The course introduces concepts of statistical mechanics and the necessary theoretical background. We adopt the Information Theoretical approach with a unified treatment of classical and quantum statistics. The course also provides the basis for the understanding of concepts in quantum information and quantum thermodynamics. Both are timely topics from the fundamental point of view and for applications, which students will encounter in their subsequent studies.

• Knowledge and understanding – Knowledge of the main ideas and theoretical techniques in statistical mechanics for the representation of complex quantum system and the study of their dynamics. Knowledge of some numerical techniques with the software Wolfram-Mathematica.
• Applying knowledge and understanding – Ability in the application of fundamental theoretical techniques and approximate schemes for the analysis and the simulation of systems of interest for statistical mechanics.
• Communication skills – Ability in communicating Statistical Mechanics and Information Theory. 
• Learning skills – Acquiring skills allowing the continuous upgrade of the knowledge in the field, by accessing a research environment and specialized literature.

• Standard lectures, exercises and demonstrations with dedicated software (Mathematica). Seminars by experts will be organized. 
  
• Should the circumstances require online or blended teaching, appropriate modifications to what is hereby stated may be introduced, in order to achieve the main objectives of the course.

1. Preliminary concepts Goal of statistical mechanics. Handling incomplete information. Elements of kinetic theory and classical transport.

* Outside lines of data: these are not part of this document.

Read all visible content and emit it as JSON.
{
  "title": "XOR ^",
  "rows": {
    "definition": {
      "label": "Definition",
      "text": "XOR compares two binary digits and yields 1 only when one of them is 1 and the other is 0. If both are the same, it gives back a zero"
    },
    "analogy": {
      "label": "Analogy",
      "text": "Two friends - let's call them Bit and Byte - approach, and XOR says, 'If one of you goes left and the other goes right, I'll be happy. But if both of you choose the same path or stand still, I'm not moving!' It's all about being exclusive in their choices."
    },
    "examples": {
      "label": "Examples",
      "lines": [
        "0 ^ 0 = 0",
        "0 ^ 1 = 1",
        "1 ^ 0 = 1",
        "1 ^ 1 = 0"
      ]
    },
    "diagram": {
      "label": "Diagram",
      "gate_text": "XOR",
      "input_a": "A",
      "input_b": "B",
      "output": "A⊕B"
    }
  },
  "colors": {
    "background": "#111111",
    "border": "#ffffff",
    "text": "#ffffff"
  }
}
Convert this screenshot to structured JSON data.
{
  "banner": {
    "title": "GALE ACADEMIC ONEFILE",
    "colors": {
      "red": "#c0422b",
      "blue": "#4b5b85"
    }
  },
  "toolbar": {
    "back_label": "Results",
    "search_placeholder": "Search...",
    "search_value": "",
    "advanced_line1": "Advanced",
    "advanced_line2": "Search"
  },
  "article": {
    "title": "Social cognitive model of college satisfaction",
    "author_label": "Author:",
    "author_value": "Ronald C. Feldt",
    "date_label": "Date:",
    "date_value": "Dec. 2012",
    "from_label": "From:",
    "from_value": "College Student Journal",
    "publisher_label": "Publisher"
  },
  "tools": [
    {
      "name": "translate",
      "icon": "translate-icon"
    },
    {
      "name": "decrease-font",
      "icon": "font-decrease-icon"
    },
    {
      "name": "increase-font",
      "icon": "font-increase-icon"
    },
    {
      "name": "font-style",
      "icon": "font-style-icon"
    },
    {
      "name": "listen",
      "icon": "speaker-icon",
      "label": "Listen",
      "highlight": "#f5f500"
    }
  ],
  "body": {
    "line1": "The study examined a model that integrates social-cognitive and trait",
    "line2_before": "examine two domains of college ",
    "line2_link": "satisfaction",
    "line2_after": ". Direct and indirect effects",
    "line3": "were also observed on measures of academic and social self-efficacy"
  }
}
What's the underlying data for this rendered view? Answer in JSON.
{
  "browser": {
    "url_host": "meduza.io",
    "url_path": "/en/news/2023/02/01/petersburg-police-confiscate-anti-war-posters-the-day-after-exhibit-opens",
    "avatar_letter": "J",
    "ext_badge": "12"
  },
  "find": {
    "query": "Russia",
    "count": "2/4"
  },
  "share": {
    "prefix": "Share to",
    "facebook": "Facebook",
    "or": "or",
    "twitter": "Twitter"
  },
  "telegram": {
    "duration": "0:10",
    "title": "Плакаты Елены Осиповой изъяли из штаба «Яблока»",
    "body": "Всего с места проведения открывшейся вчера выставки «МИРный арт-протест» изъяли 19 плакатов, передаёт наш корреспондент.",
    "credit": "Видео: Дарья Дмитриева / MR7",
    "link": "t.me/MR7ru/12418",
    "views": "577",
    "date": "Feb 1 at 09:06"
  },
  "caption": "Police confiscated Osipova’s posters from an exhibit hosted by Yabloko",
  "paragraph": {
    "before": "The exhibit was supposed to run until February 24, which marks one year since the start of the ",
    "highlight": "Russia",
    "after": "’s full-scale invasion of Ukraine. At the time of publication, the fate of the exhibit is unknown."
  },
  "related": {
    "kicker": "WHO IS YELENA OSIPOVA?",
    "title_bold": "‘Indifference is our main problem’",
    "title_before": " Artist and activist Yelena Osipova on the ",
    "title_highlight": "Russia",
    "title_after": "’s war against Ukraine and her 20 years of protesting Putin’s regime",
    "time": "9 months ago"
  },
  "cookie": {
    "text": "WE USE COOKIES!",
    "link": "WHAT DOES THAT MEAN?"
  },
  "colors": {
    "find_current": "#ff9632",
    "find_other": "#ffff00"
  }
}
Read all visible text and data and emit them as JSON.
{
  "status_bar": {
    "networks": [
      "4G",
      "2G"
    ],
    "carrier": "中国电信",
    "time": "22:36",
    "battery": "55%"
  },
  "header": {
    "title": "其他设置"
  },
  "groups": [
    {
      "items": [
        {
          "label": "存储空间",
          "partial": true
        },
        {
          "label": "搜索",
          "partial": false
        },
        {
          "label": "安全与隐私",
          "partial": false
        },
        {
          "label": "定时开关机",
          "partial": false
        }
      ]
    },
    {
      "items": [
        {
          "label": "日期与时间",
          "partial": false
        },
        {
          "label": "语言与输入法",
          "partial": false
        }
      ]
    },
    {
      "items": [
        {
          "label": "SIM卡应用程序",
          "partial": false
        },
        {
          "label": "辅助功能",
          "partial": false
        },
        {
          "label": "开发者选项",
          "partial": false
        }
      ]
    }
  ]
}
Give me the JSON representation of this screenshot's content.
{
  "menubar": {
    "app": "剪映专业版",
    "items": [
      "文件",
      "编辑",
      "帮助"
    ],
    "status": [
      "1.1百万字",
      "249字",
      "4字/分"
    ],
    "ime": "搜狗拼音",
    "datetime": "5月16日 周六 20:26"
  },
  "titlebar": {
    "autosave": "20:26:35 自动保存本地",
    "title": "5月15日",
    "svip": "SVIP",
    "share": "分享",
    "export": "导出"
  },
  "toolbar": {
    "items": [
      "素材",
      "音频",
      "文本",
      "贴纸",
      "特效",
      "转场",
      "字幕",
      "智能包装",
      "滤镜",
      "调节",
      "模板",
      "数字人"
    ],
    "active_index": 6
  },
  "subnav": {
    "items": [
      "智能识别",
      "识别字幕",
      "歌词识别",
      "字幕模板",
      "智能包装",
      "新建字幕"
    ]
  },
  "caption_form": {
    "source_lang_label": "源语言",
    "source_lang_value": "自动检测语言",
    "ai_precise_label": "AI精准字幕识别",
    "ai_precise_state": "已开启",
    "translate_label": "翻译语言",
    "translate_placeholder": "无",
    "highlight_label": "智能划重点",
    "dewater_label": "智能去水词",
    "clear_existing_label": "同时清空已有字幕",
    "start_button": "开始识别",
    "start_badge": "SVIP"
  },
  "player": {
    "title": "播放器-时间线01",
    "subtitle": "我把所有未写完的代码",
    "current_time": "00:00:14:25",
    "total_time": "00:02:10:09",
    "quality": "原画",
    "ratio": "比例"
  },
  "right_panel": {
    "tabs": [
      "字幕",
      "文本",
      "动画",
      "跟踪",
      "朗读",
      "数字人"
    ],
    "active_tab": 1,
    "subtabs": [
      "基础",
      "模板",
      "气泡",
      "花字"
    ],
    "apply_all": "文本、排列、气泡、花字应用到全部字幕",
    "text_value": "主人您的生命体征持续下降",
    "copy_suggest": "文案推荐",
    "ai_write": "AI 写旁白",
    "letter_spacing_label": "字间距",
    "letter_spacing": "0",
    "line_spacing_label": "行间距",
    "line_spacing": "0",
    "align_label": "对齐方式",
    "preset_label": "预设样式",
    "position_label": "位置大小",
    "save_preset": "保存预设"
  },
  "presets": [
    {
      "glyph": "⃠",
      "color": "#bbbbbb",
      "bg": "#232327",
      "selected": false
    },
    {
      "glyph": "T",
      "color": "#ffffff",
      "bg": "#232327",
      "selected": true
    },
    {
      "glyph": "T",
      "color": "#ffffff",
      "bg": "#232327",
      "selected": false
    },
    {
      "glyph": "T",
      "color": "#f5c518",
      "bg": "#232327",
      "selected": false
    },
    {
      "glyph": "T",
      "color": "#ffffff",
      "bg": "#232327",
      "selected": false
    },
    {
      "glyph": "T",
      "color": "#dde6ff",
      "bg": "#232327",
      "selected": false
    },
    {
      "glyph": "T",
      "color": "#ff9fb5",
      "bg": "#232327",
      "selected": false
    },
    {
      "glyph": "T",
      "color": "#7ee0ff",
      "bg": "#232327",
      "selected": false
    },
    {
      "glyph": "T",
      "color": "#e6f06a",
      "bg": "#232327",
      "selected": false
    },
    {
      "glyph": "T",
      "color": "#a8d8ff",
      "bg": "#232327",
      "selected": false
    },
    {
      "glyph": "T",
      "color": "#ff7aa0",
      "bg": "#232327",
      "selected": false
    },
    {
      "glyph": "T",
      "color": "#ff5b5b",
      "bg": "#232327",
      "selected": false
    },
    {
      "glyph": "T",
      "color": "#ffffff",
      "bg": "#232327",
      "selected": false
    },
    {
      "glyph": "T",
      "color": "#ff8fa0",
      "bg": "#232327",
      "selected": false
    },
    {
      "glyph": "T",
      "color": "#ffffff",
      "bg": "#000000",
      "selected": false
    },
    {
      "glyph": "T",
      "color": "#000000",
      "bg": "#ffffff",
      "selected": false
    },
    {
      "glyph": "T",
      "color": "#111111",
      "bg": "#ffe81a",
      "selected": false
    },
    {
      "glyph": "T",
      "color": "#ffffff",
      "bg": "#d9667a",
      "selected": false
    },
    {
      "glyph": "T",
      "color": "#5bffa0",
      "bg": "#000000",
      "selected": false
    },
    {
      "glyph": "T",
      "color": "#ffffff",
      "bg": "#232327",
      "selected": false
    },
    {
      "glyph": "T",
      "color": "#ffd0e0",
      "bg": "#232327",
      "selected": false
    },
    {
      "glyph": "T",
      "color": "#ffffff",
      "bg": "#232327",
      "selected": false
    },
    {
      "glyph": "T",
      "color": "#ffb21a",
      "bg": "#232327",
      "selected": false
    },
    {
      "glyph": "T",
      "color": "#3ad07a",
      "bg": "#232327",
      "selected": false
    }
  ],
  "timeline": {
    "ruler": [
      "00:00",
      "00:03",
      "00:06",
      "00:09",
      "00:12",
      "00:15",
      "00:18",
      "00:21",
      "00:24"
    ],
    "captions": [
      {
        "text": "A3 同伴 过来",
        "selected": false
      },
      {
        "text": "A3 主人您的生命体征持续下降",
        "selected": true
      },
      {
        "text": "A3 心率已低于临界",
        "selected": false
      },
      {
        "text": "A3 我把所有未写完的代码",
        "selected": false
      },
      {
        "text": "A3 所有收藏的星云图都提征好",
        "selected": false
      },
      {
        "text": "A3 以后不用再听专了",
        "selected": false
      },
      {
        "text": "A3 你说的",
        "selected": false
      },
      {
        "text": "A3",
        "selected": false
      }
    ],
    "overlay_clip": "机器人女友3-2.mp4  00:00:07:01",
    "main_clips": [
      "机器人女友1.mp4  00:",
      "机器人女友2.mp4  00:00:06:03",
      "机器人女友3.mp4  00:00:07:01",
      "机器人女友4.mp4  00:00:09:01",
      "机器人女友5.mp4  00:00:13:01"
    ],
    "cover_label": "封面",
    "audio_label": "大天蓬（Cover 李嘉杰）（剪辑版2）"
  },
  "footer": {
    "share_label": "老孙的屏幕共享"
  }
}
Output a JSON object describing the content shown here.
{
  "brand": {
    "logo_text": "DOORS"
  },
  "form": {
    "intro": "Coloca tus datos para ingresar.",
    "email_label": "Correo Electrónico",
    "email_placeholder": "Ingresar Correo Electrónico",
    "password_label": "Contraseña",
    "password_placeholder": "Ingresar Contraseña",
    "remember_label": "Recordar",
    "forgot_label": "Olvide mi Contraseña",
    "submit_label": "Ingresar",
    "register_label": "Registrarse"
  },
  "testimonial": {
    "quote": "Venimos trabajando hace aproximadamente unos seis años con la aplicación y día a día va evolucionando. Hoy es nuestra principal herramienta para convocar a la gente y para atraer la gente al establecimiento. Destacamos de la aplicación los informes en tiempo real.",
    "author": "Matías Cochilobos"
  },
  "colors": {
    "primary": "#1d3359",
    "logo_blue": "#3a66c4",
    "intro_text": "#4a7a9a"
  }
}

Informazione: definition, information associated with a probability (discrete and continuous). Thermodynamics: from principles to thermodynamic potentials.
2. Classical Statistical mechanics: equilibrium Canonical formalism. Past, future and irreversibility. Conserved quantities and thermal equilibrium. Principle of maximal (missing) information. Existence and unicity of the solution. Relation with thermodynamics:  temperature, adiabatic theorem, work and heat, ideal thermal machines.  Equipartition theorem in linear systems. Gibbs paradox. Discrete systems: paramagnets, impurities, mean-field theory, Ising model. Gran-canonical ensemble.
3.  Quantum Statistical mechanics: equilibrium density Matrix.  Principle of maximal information. Distinguishable particles: spin systems and quantum computers. Identical particles, ideal quantum gas in second quantization (grand canonical). Fermi gas and metals. Bosons: phonons and specific heat, photons and Bose-Einstein condensation.
4. Selected topic (only one!) -- Physical basis of the postulates: statistical ensembles, decoherence. Small deviations from equilibrium: Onsager relations, Einstein relation, fluctuation-dissipation theorem. Nonequilibrium: Boltzmann equations and H theorem. Jarzynski relation and Crooks fluctuation theorem. Landauer principle and Szilard engine.